TORONTO: One hospital bed is roughly equivalent to the carbon footprint of five Canadian households, according to a first-of-its-kind study to calculate the environmental footprint of hospitals.

Carbon footprint refers to the total amount of greenhouse gases (including carbon dioxide and methane) that are generated by our actions.

Researchers from the University of Waterloo studied a hospital in British Columbia during its 2019 fiscal year and identified energy and water use and purchasing of medical products as the hospital’s primary hotspots, accounting for over half of the yearly footprint, totalling 3500-5000 tons of carbon dioxide (CO2) equivalent.

For the study, published in the Journal of Industrial Ecology, researchers calculated the carbon footprint by assessing thousands of unique products purchased by hospitals and using a combination of statistical sampling and calculations of carbon intensity -- CO2 equivalent per dollar spent -- for the sampled products.

“In our work, we often find that the biggest environmental footprints are where you least expect them to be. As the adage goes: out of sight, out of mind.

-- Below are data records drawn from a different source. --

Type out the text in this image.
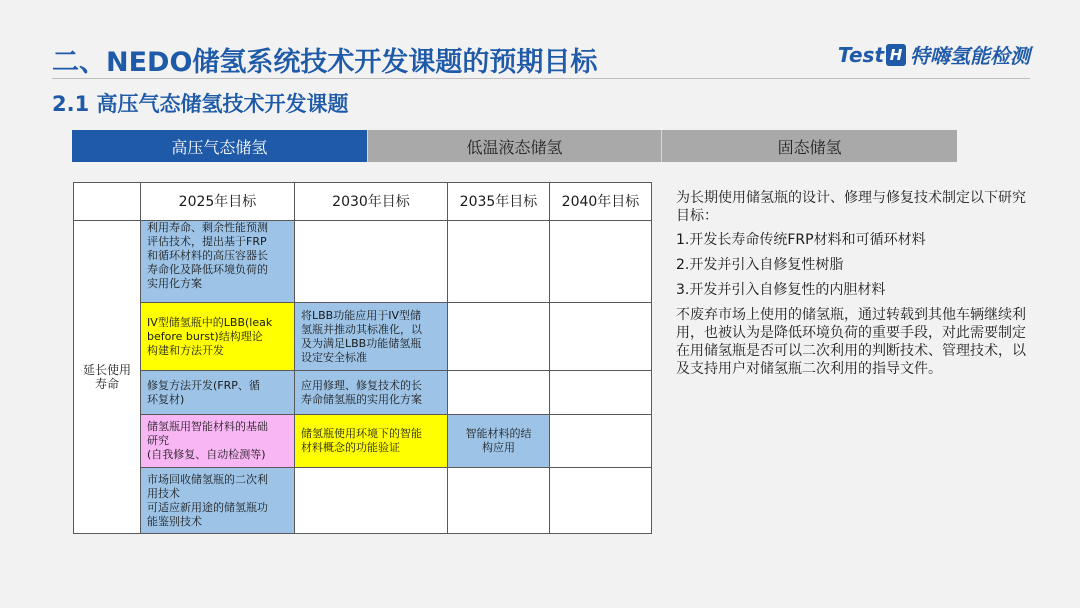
二、NEDO储氢系统技术开发课题的预期目标	Test H 特嗨氢能检测
2.1 高压气态储氢技术开发课题
高压气态储氢	低温液态储氢	固态储氢
	2025年目标	2030年目标	2035年目标	2040年目标
延长使用
寿命	利用寿命、剩余性能预测
评估技术，提出基于FRP
和循环材料的高压容器长
寿命化及降低环境负荷的
实用化方案			
	IV型储氢瓶中的LBB(leak
before burst)结构理论
构建和方法开发	将LBB功能应用于IV型储
氢瓶并推动其标准化，以
及为满足LBB功能储氢瓶
设定安全标准		
	修复方法开发(FRP、循
环复材)	应用修理、修复技术的长
寿命储氢瓶的实用化方案		
	储氢瓶用智能材料的基础
研究
(自我修复、自动检测等)	储氢瓶使用环境下的智能
材料概念的功能验证	智能材料的结
构应用	
	市场回收储氢瓶的二次利
用技术
可适应新用途的储氢瓶功
能鉴别技术			

为长期使用储氢瓶的设计、修理与修复技术制定以下研究目标：

1.开发长寿命传统FRP材料和可循环材料
2.开发并引入自修复性树脂
3.开发并引入自修复性的内胆材料

不废弃市场上使用的储氢瓶，通过转载到其他车辆继续利用，也被认为是降低环境负荷的重要手段，对此需要制定在用储氢瓶是否可以二次利用的判断技术、管理技术，以及支持用户对储氢瓶二次利用的指导文件。
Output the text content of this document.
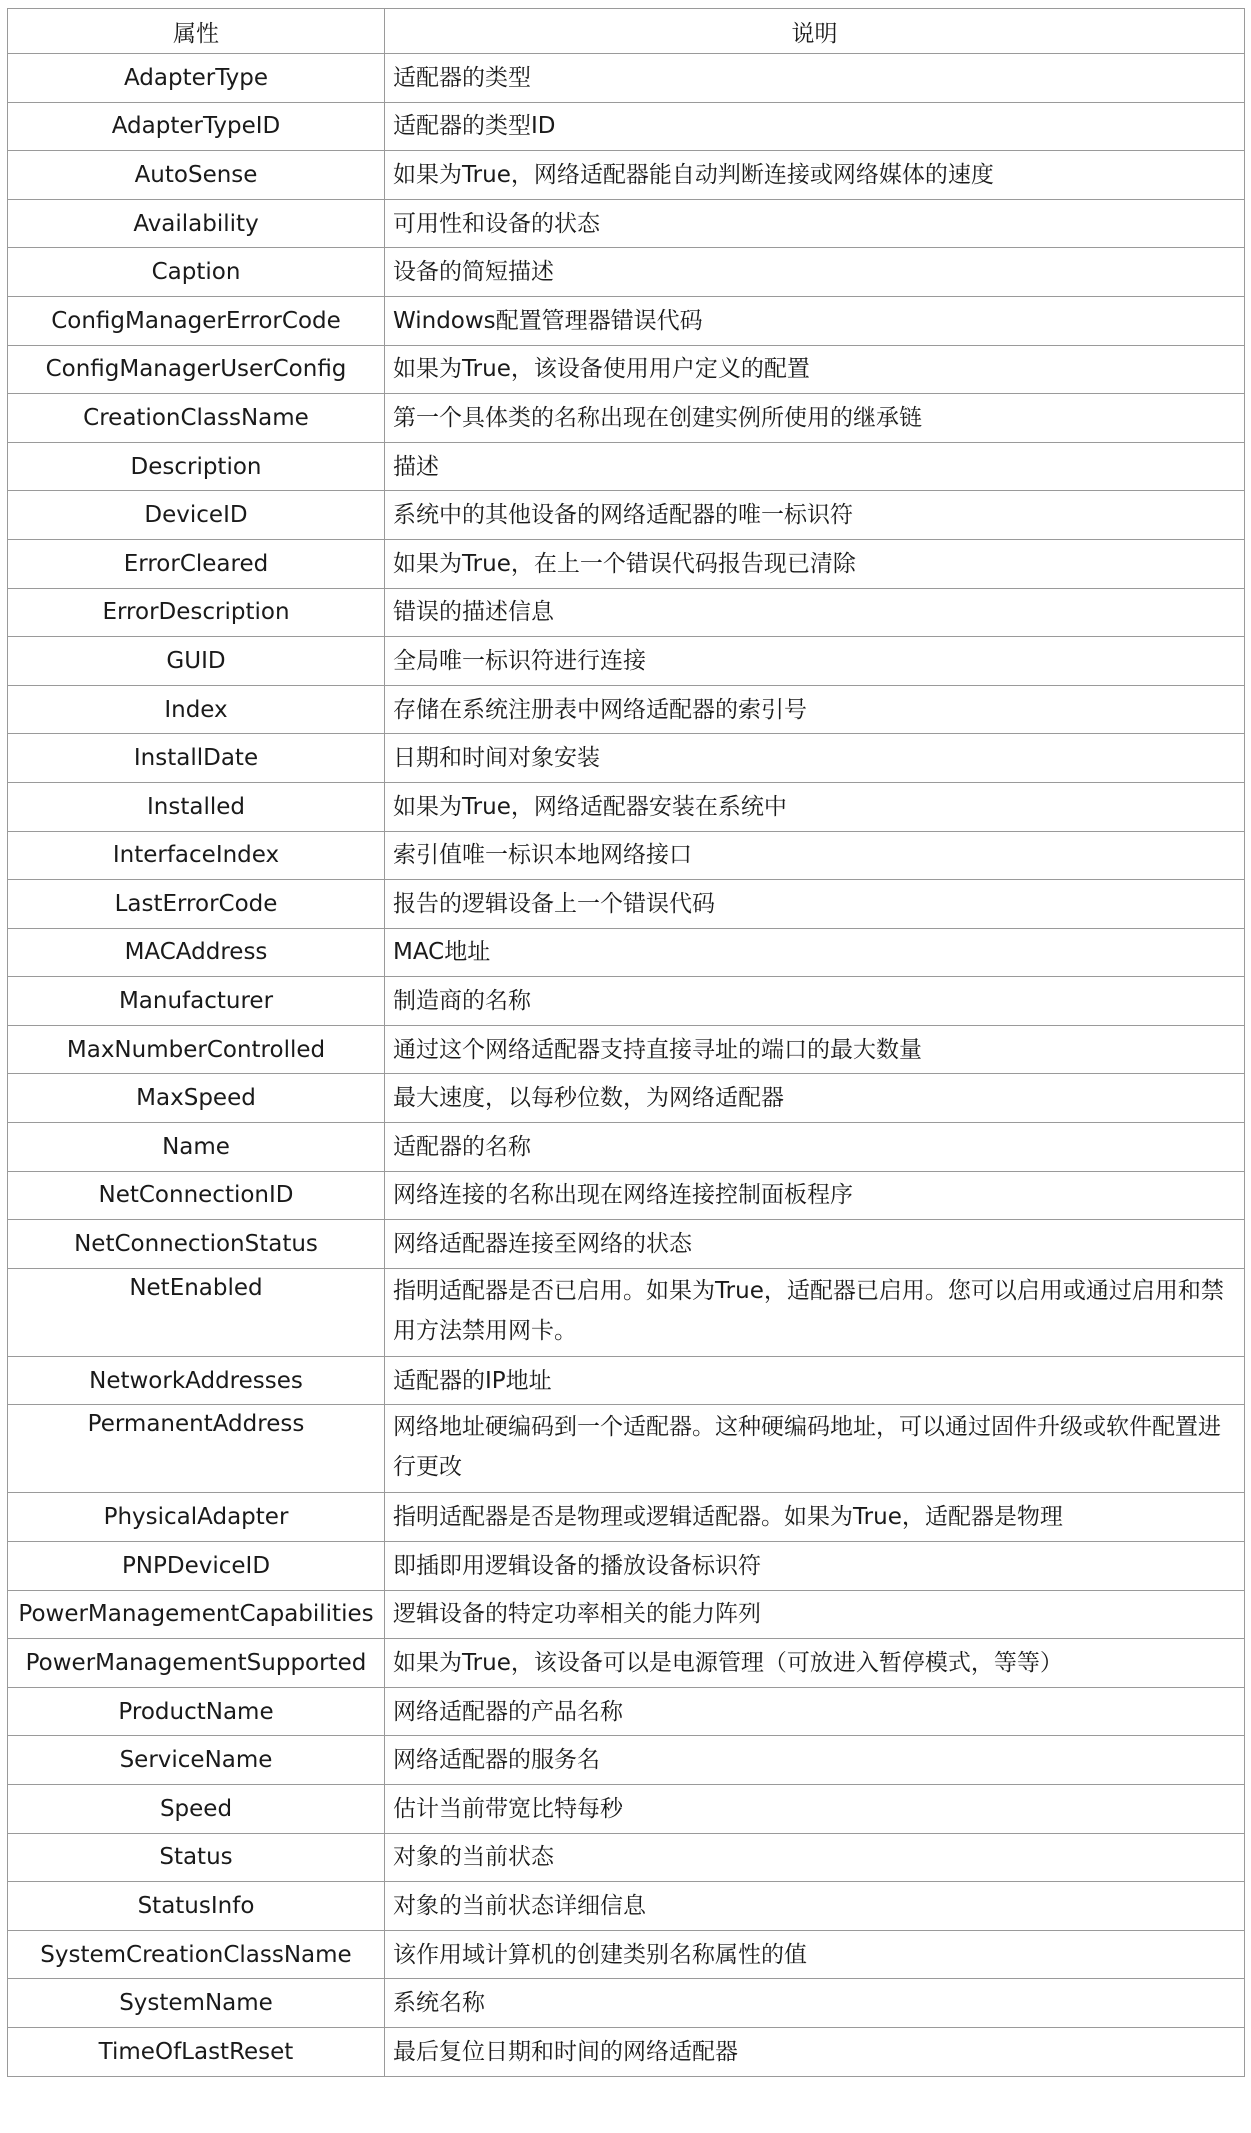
属性	说明
AdapterType	适配器的类型
AdapterTypeID	适配器的类型ID
AutoSense	如果为True，网络适配器能自动判断连接或网络媒体的速度
Availability	可用性和设备的状态
Caption	设备的简短描述
ConfigManagerErrorCode	Windows配置管理器错误代码
ConfigManagerUserConfig	如果为True，该设备使用用户定义的配置
CreationClassName	第一个具体类的名称出现在创建实例所使用的继承链
Description	描述
DeviceID	系统中的其他设备的网络适配器的唯一标识符
ErrorCleared	如果为True，在上一个错误代码报告现已清除
ErrorDescription	错误的描述信息
GUID	全局唯一标识符进行连接
Index	存储在系统注册表中网络适配器的索引号
InstallDate	日期和时间对象安装
Installed	如果为True，网络适配器安装在系统中
InterfaceIndex	索引值唯一标识本地网络接口
LastErrorCode	报告的逻辑设备上一个错误代码
MACAddress	MAC地址
Manufacturer	制造商的名称
MaxNumberControlled	通过这个网络适配器支持直接寻址的端口的最大数量
MaxSpeed	最大速度，以每秒位数，为网络适配器
Name	适配器的名称
NetConnectionID	网络连接的名称出现在网络连接控制面板程序
NetConnectionStatus	网络适配器连接至网络的状态
NetEnabled	指明适配器是否已启用。如果为True，适配器已启用。您可以启用或通过启用和禁用方法禁用网卡。
NetworkAddresses	适配器的IP地址
PermanentAddress	网络地址硬编码到一个适配器。这种硬编码地址，可以通过固件升级或软件配置进行更改
PhysicalAdapter	指明适配器是否是物理或逻辑适配器。如果为True，适配器是物理
PNPDeviceID	即插即用逻辑设备的播放设备标识符
PowerManagementCapabilities	逻辑设备的特定功率相关的能力阵列
PowerManagementSupported	如果为True，该设备可以是电源管理（可放进入暂停模式，等等）
ProductName	网络适配器的产品名称
ServiceName	网络适配器的服务名
Speed	估计当前带宽比特每秒
Status	对象的当前状态
StatusInfo	对象的当前状态详细信息
SystemCreationClassName	该作用域计算机的创建类别名称属性的值
SystemName	系统名称
TimeOfLastReset	最后复位日期和时间的网络适配器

The goal is to make hidden environmental footprints more visible so that we can start to manage them," said Alex Cimprich, a postdoctoral fellow in the School of Environment, Enterprise and Development.

“The results suggest that hospital sustainability initiatives need to look further to achieve deeper emissions reductions.

“While transportation of patients and products supplied to hospitals and hospital waste are visible areas of environmental concern, other more hidden areas like the supply-chains of medical products could have much bigger environmental footprints,” Cimprich said.

The new method brings an unprecedented level of comprehensiveness and detail to hospital emissions data that can equip administrative leaders to assess which improvements to focus on to meet their environmental commitments.